En bout de ligne, cette vision rigoureuse, tant sur la forme que sur le fond, était sans aucun doute la solution la plus efficace ; la seule peut-être, pour tenter de réconcilier, d’un côté, les généralistes « civilistes », les « spécialistes de rien » comme disait le professeur Jean Pineau, et, de l’autre, les « spécialistes » attachés souvent – sans doute trop parfois – à la règle et au fait nouveaux. Relativement à cet objectif, François Senécal est assurément le parfait candidat pour opérer ce pont entre ces deux communautés juridiques. Preuve s’il en est, ce livre a d’ailleurs été honoré du prix Capitant 2010 pour le meilleur mémoire en droit civil et il a également été facilité par l’obtention de plusieurs bourses en droit des technologies de l’information (telle que la Bourse J.-A.-Louis-Lagassé).

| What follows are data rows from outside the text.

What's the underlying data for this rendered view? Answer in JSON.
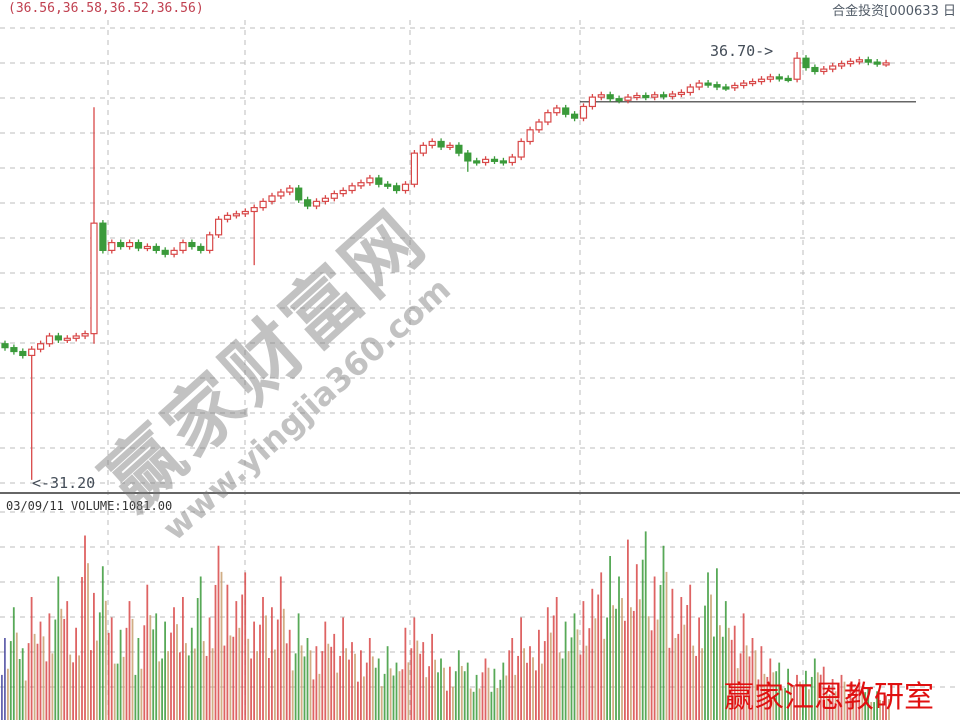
{
  "header": {
    "ohlc_readout": "(36.56,36.58,36.52,36.56)",
    "security_title": "合金投资[000633 日"
  },
  "volume_panel": {
    "readout": "03/09/11 VOLUME:1081.00"
  },
  "annotations": {
    "high_label": "36.70->",
    "low_label": "<-31.20"
  },
  "watermarks": {
    "site_name": "赢家财富网",
    "site_url": "www.yingjia360.com",
    "studio_stamp": "赢家江恩教研室"
  },
  "colors": {
    "up": "#d84848",
    "down": "#3a9a3a",
    "flat": "#4a4aa0",
    "grid": "#bdbdbd",
    "axis": "#555555"
  },
  "chart_data": {
    "type": "candlestick",
    "title": "",
    "ylim": [
      31.0,
      36.9
    ],
    "grid": true,
    "support_line": 36.06,
    "high": 36.7,
    "low": 31.2,
    "closes": [
      32.9,
      32.85,
      32.8,
      32.88,
      32.95,
      33.05,
      33.0,
      33.02,
      33.05,
      33.08,
      34.5,
      34.15,
      34.25,
      34.2,
      34.25,
      34.18,
      34.2,
      34.15,
      34.1,
      34.15,
      34.25,
      34.2,
      34.15,
      34.35,
      34.55,
      34.6,
      34.62,
      34.65,
      34.7,
      34.78,
      34.85,
      34.9,
      34.95,
      34.8,
      34.72,
      34.78,
      34.82,
      34.88,
      34.92,
      34.98,
      35.02,
      35.08,
      35.0,
      34.98,
      34.92,
      35.0,
      35.4,
      35.5,
      35.55,
      35.48,
      35.5,
      35.4,
      35.3,
      35.28,
      35.32,
      35.3,
      35.28,
      35.35,
      35.55,
      35.7,
      35.8,
      35.92,
      35.98,
      35.9,
      35.85,
      36.0,
      36.12,
      36.15,
      36.1,
      36.08,
      36.12,
      36.14,
      36.12,
      36.15,
      36.13,
      36.16,
      36.18,
      36.25,
      36.3,
      36.28,
      36.25,
      36.24,
      36.27,
      36.3,
      36.32,
      36.35,
      36.38,
      36.36,
      36.35,
      36.62,
      36.5,
      36.45,
      36.48,
      36.52,
      36.55,
      36.58,
      36.6,
      36.57,
      36.55,
      36.56
    ],
    "wicks": [
      {
        "index": 3,
        "low": 31.2
      },
      {
        "index": 10,
        "high": 35.99,
        "low": 32.95
      },
      {
        "index": 28,
        "low": 33.96
      },
      {
        "index": 52,
        "low": 35.16
      },
      {
        "index": 89,
        "high": 36.7
      }
    ],
    "volume": [
      40,
      55,
      35,
      60,
      48,
      52,
      70,
      58,
      45,
      90,
      62,
      75,
      50,
      44,
      58,
      40,
      66,
      52,
      48,
      55,
      60,
      45,
      70,
      50,
      85,
      66,
      58,
      72,
      48,
      60,
      55,
      70,
      44,
      52,
      40,
      36,
      48,
      42,
      50,
      38,
      34,
      40,
      30,
      36,
      28,
      45,
      50,
      38,
      42,
      30,
      26,
      34,
      28,
      22,
      30,
      25,
      28,
      40,
      50,
      36,
      44,
      55,
      60,
      48,
      52,
      58,
      64,
      72,
      80,
      70,
      88,
      76,
      92,
      70,
      85,
      64,
      60,
      66,
      50,
      72,
      74,
      58,
      46,
      52,
      40,
      36,
      30,
      28,
      25,
      22,
      24,
      30,
      26,
      20,
      22,
      18,
      20,
      16,
      14,
      12
    ]
  }
}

Sa publication n’est donc que justice.


[1] « La « sérendipité » est le fait de réaliser une découverte inattendue grâce au hasard et à l’intelligence ». (Nos soulignements) Définition reprise sur le site de www.wikipedia.org.
[2] Le Grand Vocabulaire François, t. 8, Paris, C. Panckoucke Libraire, 1769, p. 569, v° « Écriture ». La citation est mentionnée en exergue de la Partie 1, Chapitre 1, Section 1.
[3] Adhémar ESMEIN, « La jurisprudence et la doctrine », (1902) Revue trimestrielle de droit civil 5, 16-17.
[4] L.R.Q. c. C-1.1.

Ce contenu a été mis à jour le 11 décembre 2019 à 9 h 28 min.